К ним подошли Блюи с приехавшим мужчиной, и они вчетвером отправились в дом.

Изабель сидела на траве у бухточки, и у нее все кипело внутри. Сама мысль о том, что ее грязное белье выволокли наружу, казалась невыносимой. Какое до этого дело Ральфу и Блюи? Наверняка они всю дорогу перемывали ей косточки и говорили бог знает что! То, что Том пригласил доктора вопреки ее запрету, казалось ей настоящим предательством.
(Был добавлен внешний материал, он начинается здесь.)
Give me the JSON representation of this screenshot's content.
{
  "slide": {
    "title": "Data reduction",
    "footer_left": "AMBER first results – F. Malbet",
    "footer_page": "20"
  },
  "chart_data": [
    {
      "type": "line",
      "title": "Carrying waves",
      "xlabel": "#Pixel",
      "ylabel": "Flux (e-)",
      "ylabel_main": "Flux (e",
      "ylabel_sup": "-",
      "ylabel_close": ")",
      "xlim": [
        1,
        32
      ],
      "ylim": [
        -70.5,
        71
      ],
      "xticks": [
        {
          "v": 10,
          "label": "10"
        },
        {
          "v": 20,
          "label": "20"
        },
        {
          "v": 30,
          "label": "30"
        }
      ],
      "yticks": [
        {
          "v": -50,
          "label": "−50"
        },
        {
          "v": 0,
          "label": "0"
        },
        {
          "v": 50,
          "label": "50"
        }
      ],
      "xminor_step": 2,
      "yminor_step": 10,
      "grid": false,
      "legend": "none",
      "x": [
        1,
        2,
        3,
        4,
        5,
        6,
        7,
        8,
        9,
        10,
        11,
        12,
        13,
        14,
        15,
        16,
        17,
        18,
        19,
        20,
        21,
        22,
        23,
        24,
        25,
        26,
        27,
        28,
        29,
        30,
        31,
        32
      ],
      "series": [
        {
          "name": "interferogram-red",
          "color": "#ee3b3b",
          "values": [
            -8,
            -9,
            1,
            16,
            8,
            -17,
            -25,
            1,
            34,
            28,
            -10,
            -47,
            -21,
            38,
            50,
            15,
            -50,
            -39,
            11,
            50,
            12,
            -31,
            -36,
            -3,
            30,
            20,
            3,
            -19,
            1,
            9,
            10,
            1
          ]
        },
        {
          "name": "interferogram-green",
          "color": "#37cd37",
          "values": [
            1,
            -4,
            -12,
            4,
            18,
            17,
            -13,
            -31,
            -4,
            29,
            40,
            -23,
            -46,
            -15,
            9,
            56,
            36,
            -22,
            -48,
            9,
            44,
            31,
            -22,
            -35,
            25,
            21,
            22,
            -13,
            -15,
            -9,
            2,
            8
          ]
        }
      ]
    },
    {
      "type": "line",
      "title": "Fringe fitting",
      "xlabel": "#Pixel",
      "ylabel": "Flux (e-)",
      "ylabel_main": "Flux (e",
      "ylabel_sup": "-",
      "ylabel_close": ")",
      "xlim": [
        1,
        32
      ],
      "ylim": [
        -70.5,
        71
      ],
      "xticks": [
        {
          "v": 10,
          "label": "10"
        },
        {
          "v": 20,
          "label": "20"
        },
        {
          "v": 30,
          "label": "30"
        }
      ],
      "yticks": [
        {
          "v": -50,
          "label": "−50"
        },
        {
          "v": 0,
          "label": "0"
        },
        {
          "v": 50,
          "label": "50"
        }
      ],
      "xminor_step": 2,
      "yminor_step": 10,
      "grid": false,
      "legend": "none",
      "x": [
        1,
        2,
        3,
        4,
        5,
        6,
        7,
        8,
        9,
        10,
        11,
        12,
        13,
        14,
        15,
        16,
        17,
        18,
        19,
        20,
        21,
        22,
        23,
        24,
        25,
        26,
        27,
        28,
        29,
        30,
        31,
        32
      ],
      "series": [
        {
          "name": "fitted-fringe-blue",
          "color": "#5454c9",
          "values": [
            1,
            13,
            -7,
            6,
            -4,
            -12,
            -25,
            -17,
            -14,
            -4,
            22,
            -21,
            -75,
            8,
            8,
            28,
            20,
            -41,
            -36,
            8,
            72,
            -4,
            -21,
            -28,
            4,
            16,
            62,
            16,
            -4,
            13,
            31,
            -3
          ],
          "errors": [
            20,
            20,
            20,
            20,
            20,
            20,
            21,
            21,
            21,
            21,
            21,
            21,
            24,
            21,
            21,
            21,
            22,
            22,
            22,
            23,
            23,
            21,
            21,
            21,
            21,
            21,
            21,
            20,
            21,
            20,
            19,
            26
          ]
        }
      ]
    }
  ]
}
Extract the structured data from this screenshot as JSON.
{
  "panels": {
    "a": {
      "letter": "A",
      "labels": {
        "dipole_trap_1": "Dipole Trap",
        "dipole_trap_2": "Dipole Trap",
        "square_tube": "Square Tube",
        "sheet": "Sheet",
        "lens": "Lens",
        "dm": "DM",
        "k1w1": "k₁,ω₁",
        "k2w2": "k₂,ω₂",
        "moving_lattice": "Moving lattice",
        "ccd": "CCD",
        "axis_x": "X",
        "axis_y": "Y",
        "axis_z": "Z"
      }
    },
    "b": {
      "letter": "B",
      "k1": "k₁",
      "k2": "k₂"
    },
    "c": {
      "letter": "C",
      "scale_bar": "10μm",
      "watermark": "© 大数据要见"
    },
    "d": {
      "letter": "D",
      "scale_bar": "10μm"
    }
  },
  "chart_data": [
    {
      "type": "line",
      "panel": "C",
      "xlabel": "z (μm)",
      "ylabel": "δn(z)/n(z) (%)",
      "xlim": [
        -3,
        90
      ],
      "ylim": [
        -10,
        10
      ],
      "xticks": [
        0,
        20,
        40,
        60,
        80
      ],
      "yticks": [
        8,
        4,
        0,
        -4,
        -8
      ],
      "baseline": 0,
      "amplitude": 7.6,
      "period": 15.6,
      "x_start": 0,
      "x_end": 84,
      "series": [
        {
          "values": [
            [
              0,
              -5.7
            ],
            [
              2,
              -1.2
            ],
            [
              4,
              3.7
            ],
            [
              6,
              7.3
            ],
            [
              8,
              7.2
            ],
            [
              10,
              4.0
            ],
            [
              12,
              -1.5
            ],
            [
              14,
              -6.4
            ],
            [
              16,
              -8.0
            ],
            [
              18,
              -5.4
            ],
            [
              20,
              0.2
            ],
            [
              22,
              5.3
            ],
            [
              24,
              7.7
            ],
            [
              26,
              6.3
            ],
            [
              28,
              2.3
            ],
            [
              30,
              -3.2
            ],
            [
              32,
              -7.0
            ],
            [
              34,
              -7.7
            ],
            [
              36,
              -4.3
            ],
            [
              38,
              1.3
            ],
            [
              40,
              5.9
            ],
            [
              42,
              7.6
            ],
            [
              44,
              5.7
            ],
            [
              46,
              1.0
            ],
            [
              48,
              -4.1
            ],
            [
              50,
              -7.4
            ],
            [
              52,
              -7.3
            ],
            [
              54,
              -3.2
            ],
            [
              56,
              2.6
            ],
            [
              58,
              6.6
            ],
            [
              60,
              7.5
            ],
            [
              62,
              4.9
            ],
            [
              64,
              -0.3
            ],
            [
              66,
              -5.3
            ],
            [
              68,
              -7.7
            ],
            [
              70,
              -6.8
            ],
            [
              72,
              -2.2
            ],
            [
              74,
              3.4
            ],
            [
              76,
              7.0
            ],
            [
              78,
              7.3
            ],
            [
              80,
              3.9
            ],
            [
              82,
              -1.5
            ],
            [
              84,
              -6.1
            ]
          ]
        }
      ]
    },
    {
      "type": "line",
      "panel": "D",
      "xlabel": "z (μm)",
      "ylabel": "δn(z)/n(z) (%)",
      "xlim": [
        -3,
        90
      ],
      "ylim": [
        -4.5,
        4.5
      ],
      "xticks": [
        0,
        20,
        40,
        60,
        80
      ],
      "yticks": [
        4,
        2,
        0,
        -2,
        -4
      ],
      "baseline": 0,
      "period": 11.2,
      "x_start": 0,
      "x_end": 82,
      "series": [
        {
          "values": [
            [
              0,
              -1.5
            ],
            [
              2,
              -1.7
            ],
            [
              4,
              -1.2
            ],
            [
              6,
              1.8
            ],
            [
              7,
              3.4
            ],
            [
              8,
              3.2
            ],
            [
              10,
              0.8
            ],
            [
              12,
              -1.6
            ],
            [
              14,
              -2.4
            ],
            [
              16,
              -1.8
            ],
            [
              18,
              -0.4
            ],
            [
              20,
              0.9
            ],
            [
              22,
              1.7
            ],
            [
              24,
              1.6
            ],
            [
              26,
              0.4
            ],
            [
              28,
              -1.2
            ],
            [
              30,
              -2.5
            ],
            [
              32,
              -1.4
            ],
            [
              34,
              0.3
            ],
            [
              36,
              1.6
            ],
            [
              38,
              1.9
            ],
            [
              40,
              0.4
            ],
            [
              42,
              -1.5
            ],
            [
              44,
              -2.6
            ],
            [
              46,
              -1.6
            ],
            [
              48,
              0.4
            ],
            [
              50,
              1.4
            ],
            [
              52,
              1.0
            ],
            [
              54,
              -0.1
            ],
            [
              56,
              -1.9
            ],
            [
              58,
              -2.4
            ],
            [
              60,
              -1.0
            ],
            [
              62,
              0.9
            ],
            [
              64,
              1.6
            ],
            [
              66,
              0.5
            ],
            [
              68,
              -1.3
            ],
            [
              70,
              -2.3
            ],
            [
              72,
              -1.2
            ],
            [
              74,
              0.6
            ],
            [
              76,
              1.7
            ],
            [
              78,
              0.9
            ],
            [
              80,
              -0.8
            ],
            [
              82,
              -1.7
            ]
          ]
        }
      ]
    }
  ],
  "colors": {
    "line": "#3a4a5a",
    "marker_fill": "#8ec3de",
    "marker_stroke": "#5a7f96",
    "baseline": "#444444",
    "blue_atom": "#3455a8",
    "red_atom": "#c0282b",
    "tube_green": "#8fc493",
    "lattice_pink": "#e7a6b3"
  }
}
Она смотрела на воду и как ветер поднимал волны там, где еще утром на поверхности была лишь небольшая зыбь. Прошло несколько часов. Она проголодалась и устала. Но появляться дома, пока там находился доктор, она ни за что не будет! Изабель переключила внимание на окружающую природу и принялась разглядывать узоры на листиках, прислушиваясь к шуму волн, свисту ветра и крикам птиц. Неожиданно раздался непривычный звук: короткий и повторяющийся. Откуда он доносился? С маяка? Из дома? Но он не был похож на лязг по металлу в мастерской. Звук повторился, но на этот раз в другой тональности. На Янусе ветер часто раскладывал звуки на разные частоты, разнося их по острову. Две чайки опустились рядом и затеяли громкую свару из-за рыбины, заглушая все другие звуки.

Изабель вновь погрузилась в созерцание, от которого ее отвлекли принесенные с порывом ветра звуки. Ошибиться было невозможно: она слышала, как кто-то наигрывал гамму! В звучании чувствовалась фальшь, но с каждым разом все меньше и меньше.

Ни Ральф, ни Блюи никогда раньше не подходили к инструменту, а Том точно не умел играть! Наверняка это проклятый доктор решил размять пальцы, не найдя им лучшего применения. Ей самой так и не удалось извлечь из пианино даже самой простенькой мелодии, а сейчас оно звучало! Вне себя от бешенства, Изабель помчалась к дому, полная решимости указать незваному гостю его место. Том, Ральф и Блюи заносили в сарай мешки с мукой.

– Привет, Иза… – начал было Ральф, но договорить не успел, так как она пронеслась мимо и буквально ворвалась в гостиную.

– Это сложный музыкальный инструмент, и я попрошу вас… – Она осеклась, увидев, что пианино полностью разобрано, на полу стоит раскрытый ящик с инструментами, а незнакомец поворачивал маленьким ключом гайку, затягивавшую медную басовую струну, по которой ударял клавишей.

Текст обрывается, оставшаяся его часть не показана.